Poetry Reading Feb. 24

Poetry reading with Jay Nebel and Katharine Whitcomb at WVC Feb. 24

Media Contact: Derek Sheffield, English faculty, 509.682.6737, or Libby Siebens, community relations executive director, 509.682.6436 (Mon. – Thurs.)

February 9, 2016

Jay Nebel Katharine Whitcomb

 

The Wenatchee Valley College Visiting Writers Series presents poets Jay Nebel and Katharine Whitcomb, who will give a reading on Wednesday, Feb. 24, 2 to 3:30 p.m., in The Grove Recital Hall. The reading is free and open to the public.

A question and answer session, and a book signing, will immediately follow the reading.
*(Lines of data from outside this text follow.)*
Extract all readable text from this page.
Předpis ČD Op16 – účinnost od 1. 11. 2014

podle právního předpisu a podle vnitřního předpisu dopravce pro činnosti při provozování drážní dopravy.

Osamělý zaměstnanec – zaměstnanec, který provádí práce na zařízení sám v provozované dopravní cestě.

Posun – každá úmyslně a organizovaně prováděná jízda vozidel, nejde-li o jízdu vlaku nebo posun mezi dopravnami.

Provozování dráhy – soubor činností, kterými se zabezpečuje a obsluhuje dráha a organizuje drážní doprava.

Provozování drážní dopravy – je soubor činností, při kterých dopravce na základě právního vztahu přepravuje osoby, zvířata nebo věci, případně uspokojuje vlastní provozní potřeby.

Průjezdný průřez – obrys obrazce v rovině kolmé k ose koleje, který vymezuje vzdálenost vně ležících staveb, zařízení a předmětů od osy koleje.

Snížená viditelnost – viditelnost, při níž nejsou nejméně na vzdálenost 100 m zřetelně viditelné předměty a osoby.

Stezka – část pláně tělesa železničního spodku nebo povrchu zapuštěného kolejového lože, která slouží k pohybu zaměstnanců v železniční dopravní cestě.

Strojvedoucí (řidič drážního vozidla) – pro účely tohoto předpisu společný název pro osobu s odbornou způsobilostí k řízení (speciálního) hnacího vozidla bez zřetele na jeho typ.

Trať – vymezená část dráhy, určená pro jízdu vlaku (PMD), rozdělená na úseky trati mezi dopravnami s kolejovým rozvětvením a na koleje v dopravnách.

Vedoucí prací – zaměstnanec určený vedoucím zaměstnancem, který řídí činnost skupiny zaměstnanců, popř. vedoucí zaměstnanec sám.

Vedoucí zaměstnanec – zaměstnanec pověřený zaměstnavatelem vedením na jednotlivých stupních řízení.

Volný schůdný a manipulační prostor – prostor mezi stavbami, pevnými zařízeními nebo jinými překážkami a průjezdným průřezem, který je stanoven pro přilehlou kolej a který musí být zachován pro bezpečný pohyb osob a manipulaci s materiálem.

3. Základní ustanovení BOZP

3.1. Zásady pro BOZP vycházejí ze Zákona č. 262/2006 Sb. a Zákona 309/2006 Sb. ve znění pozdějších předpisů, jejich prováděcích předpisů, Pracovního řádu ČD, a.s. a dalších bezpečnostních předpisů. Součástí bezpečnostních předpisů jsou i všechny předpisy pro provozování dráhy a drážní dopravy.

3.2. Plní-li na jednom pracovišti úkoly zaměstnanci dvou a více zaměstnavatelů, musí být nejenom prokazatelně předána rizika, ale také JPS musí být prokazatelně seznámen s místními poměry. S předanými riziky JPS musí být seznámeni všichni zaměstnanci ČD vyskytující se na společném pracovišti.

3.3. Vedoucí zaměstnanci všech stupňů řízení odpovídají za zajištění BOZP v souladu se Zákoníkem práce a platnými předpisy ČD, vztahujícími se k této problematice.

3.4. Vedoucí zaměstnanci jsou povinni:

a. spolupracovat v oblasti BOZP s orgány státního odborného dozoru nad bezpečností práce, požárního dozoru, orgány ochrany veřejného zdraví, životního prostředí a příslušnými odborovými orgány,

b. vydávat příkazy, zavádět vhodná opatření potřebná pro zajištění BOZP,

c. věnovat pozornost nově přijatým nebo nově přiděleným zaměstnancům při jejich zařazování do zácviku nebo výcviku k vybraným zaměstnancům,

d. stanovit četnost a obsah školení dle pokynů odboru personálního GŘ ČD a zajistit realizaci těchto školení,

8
Whitcomb is the author of four prize-winning collections of poems, the most recent being The Daughter’s Almanac (2015), and the co-author of The Art Courage Program (2014), a parody self-help book. She is the co-editor of A Sense of Place: The Washington State Geospatial Poetry Anthology and the founding co-editor of Cascadia Chronicle: A Geospatial Journal of Place, Environment and Imagination. Whitcomb was a Stegner Fellow in Poetry at Stanford University and had fellowships in poetry at the Wisconsin Institute for Creative Writing at the University of Wisconsin-Madison and the Fine Arts Work Center in Provincetown. She has taught at Central Washington University since 2004, during which time she directed the on-campus professional and creative writing B.A. program and the nationally ranked online professional and creative writing B.A. program in the English department.

Nebel’s first book, Neighbors, won the Saturnalia Poetry Prize in 2014 and was selected by Gerald Stern. His poems have appeared in American Poetry Review, Narrative, Ploughshares and Tin House, and they have been featured in Verse Daily. Nebel is the recipient of a Sustainable Arts Foundation Promise Award. He lives in Portland, Ore., with his wife and two children, and he drives a juice truck for a living.

The WVC Visiting Writers Series brings professional writers to WVC to give students, faculty, staff and community members the opportunity to engage with some of the most talented writers in the U.S. Through the visits, college and community members learn new ways to think and talk about writing, in the classroom and in their own practice.

The reading is sponsored by the WVC Transfer English division, WVC Foundation and WVC Instruction Office.